The Tech Guild's grievances also raise questions about the nature of work in the age of AI. DX, for example, tracks metrics like "tokens used"—a measure of how much AI-generated text or code an employee consumes. Harnett warns that this creates perverse incentives: "It’s going to distract you from actually doing a good job, which is what we think the company should want." He argues that focusing on quantitative metrics ignores qualitative aspects like code maintainability, mentorship, and thoughtful design—all of which are hard to measure but essential to long-term product quality.
Historically, labor disputes have played a key role in shaping workplace technology. The railroad strikes of the late 19th century, for example, were in part a response to the introduction of tracking systems. More recently, Amazon warehouse workers have protested productivity quotas enforced by algorithmic management. The use of AI to monitor white-collar knowledge workers—especially in creative and technical fields—marks a new frontier. The Tech Guild's case could set a precedent for how unionized workers in media and tech industries resist data-driven surveillance.
The New York Times is not the only major publisher grappling with these issues. The Wall Street Journal, The Washington Post, and other outlets have experimented with AI for headlines, summaries, and even article generation—often to the dismay of their staff. In 2023, CNET faced backlash after it was revealed that it had published dozens of AI-generated articles riddled with errors. Some news organizations have banned the use of generative AI tools altogether, while others have struck deals with AI companies to license their content for training models.
For the Tech Guild, the fight is not about banning AI entirely.

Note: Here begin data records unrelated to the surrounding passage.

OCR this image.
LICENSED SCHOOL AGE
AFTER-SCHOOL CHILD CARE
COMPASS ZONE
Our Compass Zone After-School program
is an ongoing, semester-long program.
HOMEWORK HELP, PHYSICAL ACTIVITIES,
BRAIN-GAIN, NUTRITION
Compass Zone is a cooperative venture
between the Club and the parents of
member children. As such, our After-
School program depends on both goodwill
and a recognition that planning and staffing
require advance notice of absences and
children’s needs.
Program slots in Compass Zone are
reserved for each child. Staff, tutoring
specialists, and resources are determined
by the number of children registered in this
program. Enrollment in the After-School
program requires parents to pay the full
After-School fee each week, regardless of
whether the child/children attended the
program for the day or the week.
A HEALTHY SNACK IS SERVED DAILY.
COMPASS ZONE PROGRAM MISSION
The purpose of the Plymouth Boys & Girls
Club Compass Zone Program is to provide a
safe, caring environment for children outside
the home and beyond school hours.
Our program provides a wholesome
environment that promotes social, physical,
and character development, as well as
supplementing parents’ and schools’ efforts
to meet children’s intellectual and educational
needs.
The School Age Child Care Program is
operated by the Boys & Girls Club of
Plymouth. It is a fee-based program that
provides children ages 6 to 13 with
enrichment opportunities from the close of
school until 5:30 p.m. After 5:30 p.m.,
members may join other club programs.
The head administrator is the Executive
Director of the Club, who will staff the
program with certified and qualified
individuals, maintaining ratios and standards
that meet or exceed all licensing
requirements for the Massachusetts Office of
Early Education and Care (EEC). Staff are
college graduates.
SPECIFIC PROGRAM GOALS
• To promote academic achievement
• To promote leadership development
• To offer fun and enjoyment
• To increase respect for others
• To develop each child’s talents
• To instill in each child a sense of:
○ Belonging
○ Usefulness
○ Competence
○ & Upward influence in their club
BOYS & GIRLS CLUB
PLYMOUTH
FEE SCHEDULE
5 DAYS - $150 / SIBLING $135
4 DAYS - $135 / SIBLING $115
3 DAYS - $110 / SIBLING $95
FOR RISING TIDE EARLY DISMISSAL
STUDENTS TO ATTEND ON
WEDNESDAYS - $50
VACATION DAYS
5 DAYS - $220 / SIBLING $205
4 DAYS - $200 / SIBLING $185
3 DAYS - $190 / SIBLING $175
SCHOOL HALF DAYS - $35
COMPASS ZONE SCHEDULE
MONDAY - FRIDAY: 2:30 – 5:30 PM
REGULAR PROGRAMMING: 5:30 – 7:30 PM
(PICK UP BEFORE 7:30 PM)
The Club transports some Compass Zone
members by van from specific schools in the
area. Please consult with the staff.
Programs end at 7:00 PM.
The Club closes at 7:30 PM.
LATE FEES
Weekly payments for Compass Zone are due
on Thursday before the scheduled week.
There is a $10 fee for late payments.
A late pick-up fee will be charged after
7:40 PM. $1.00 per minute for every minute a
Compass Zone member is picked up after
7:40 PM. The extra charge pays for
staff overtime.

Harnett emphasizes that "the unit’s position is not that AI shouldn’t ever be used, but that workers should have a say in how it’s deployed." The union wants transparency about what data is collected, how it’s used, and what safeguards are in place. They also want the right to bargain over any new tools that could materially affect working conditions.
As the labor charge moves through the National Labor Relations Board process, the outcome will be closely watched by unions and tech workers across industries. If the NLRB finds that the Times violated the law, it could force the company to cease using the tools or to bargain with the union. Even if it doesn't, the public pressure and negative attention may slow the adoption of such surveillance technologies in newsrooms and beyond.
The battle inside the New York Times is a microcosm of a larger societal debate: how to harness the power of artificial intelligence without sacrificing worker dignity, privacy, and agency. As newspapers and technology companies race to integrate AI into every corner of their operations, organized labor is stepping in to demand guardrails. The next few months will show whether those guardrails can hold.